New York/Berlin - Der Fall mit dem Aktenzeichen ARB/12/12 bereitet der Bundesregierung große Sorgen. Laut Fachleuten stehen die Chancen für den schwedischen Energiekonzern Vattenfall gar nicht so schlecht, dass er vor einem Internationalen Schiedsgericht in Washington Recht bekommt – und der Bund bis zu 4,7 Milliarden Euro Schadenersatz für die 2011 nach Fukushima verfügte Stilllegung der Atommeiler Krümmel und Brunsbüttel in Schleswig-Holstein zahlen muss.

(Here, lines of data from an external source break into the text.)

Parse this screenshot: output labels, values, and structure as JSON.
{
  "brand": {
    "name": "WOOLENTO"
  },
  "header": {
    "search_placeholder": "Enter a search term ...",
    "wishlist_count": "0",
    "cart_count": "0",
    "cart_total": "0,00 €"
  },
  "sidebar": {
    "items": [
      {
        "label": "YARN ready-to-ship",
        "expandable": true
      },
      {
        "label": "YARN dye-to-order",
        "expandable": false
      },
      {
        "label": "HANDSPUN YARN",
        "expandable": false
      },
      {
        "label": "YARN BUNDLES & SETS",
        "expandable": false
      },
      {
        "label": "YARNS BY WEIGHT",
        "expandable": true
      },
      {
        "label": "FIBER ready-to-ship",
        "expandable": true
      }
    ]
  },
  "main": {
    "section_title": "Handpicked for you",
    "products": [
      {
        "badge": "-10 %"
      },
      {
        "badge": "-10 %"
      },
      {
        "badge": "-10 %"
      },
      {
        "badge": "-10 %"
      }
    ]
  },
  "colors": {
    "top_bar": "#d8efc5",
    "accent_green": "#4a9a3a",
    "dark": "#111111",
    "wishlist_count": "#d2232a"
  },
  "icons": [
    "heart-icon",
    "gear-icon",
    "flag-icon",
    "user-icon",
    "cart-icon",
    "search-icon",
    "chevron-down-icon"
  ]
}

Aber Sorgen bereitet nicht nur der mögliche enorme finanzielle Schaden. Schon jetzt kostet das Verfahren den Steuerzahler Geld. Die Bundesregierung gehe von rund neun Millionen Euro Verfahrenskosten für den Bund aus, heißt es in einer Antwort von Staatssekretär Matthias Machnig auf eine Anfrage der Grünen-Bundestagsfraktion.

Auf seiner ersten USA-Reise hat Bundeswirtschaftsminister und SPD-Chef Sigmar Gabriel gerade den Zusammenhang zwischen dem Fall und den Verhandlungen über die weltweit größte Freihandelszone zwischen den USA und der EU (Transatlantic Trade and Investment Partnership – TTIP) betont.

Einerseits hat die Vattenfall-Klage gar nichts mit TTIP zu tun. Im Rahmen der internationalen Energiecharta kann ein ausländisches Unternehmen bei Investitionsstreitigkeiten vor das seit 1966 bestehende Schiedsgericht in Washington ziehen. RWE und Eon hingegen können nur vor dem deutschen Verfassungsgericht gegen den Atomausstieg klagen. Aber was wäre, wenn sie verlieren – Vattenfall in Washington aber gewinnt und der Steuerzahler den Schaden bezahlen muss? Das wäre vielleicht der K.o. in Deutschland für TTIP – denn auch TTIP könnte die Option bieten, nationale Gerichte zu umgehen und vor Schiedsgerichte zu ziehen. Das Washingtoner Urteil könnte in die TTIP-Schlussverhandlungen fallen.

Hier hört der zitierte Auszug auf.